Authors: Nicolina Cristina Sorrentino, Maximiliano Presa, Sergio Attanasio, Vincenzo Cacace, Martina Sofia, Aamir Zuberi, Jennifer Ryan, Somdatta Ray, Igor Petkovic, Karthikeyan Radhakrishnan, Lars Schlotawa, Andrea Ballabio, Cathleen Lutz, Nicola Brunetti-Pierri
Sources: Journal of Inherited Metabolic Disease
Multiple sulfatase deficiency (MSD) is an ultrarare lysosomal storage disorder due to deficiency of all known sulfatases.

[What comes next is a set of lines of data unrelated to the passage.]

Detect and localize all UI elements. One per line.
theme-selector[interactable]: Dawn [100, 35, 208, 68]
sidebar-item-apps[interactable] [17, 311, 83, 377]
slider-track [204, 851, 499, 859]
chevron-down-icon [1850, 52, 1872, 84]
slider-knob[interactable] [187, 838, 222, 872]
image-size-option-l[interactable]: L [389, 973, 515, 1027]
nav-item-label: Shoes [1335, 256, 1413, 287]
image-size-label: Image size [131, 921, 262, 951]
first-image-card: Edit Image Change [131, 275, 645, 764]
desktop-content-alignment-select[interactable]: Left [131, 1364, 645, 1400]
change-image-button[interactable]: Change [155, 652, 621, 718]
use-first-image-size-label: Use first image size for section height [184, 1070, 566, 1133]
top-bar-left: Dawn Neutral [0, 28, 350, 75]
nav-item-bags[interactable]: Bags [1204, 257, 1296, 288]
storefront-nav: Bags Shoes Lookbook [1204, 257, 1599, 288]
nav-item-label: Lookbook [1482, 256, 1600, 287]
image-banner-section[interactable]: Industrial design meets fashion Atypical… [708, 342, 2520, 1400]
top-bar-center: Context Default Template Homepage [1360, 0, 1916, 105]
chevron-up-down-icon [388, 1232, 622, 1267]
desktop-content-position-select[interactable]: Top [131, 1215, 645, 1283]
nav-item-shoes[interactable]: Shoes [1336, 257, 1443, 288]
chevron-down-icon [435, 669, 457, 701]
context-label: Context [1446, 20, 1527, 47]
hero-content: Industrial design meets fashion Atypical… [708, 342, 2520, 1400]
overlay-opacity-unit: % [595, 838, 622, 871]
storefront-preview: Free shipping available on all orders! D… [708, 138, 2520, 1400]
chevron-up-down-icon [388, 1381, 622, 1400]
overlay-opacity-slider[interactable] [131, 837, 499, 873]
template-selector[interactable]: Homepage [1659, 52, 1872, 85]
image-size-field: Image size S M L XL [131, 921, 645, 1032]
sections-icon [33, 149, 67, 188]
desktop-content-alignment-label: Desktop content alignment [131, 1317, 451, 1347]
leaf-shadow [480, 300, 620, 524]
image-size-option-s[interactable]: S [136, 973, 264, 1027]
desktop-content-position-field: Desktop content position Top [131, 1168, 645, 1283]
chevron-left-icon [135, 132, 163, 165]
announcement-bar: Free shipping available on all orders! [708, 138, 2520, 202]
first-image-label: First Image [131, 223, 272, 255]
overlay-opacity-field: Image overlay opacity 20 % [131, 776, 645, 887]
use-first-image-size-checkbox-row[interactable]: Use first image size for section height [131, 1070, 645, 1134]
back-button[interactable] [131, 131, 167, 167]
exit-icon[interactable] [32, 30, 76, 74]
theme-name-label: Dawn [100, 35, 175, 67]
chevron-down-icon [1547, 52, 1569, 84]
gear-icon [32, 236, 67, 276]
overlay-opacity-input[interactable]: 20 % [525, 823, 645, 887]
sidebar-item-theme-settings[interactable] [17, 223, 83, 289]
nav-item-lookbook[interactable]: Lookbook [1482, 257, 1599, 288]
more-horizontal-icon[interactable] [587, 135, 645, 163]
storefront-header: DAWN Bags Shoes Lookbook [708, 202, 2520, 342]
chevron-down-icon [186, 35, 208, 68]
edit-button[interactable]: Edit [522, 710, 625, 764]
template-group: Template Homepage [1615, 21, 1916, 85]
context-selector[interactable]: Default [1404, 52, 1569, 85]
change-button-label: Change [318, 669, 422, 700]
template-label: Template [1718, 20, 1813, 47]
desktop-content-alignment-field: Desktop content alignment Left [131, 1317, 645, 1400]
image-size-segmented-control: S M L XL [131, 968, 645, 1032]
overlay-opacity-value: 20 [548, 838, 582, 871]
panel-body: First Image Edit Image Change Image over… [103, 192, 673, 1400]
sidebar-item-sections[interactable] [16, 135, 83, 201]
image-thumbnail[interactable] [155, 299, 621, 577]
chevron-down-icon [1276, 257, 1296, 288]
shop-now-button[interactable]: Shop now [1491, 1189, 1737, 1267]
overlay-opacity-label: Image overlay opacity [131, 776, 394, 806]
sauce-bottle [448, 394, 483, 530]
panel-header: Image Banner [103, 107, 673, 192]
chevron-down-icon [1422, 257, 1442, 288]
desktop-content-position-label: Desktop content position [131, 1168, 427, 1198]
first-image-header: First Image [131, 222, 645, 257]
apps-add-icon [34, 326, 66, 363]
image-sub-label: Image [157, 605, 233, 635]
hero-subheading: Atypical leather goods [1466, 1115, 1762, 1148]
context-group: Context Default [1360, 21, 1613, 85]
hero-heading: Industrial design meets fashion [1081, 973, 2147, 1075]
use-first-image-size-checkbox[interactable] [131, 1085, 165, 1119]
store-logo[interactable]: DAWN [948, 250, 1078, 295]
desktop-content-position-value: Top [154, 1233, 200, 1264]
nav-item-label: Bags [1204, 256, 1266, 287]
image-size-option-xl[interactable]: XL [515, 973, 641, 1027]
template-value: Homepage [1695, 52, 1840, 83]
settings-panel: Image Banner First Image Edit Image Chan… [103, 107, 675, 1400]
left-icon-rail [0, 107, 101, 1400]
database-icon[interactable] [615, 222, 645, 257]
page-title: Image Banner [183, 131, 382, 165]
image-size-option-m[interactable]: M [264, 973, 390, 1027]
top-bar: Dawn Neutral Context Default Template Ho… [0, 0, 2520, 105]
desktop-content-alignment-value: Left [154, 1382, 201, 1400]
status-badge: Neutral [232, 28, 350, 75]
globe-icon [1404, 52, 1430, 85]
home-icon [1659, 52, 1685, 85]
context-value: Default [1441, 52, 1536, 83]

MSD is caused by mutations in the Sulfatase Modifying Factor 1 (SUMF1) gene encoding the enzyme responsible for the post-translational modification and activation of all sulfatases. Most MSD patients carry hypomorph SUMF1 variants resulting in variable degrees of residual sulfatase activities. In contrast, Sumf1 null mice with complete deficiency in all sulfatase enzyme activities, have very short lifespan with significant pre-wean lethality, owing to a challenging preclinical model. To overcome this limitation, we genetically engineered and characterized in mice two commonly identified patient-based SUMF1 pathogenic variants, namely p.Ser153Pro and p.Ala277Val. These pathogenic missense variants correspond to variants detected in patients with attenuated MSD presenting with partial-enzyme deficiency and relatively less severe disease. These novel MSD mouse models have a longer lifespan and show biochemical and pathological abnormalities observed in humans. In conclusion, mice harboring the p.Ser153Pro or the p.Ala277Val variant mimic the attenuated MSD and are attractive preclinical models for investigation of pathogenesis and treatments for MSD.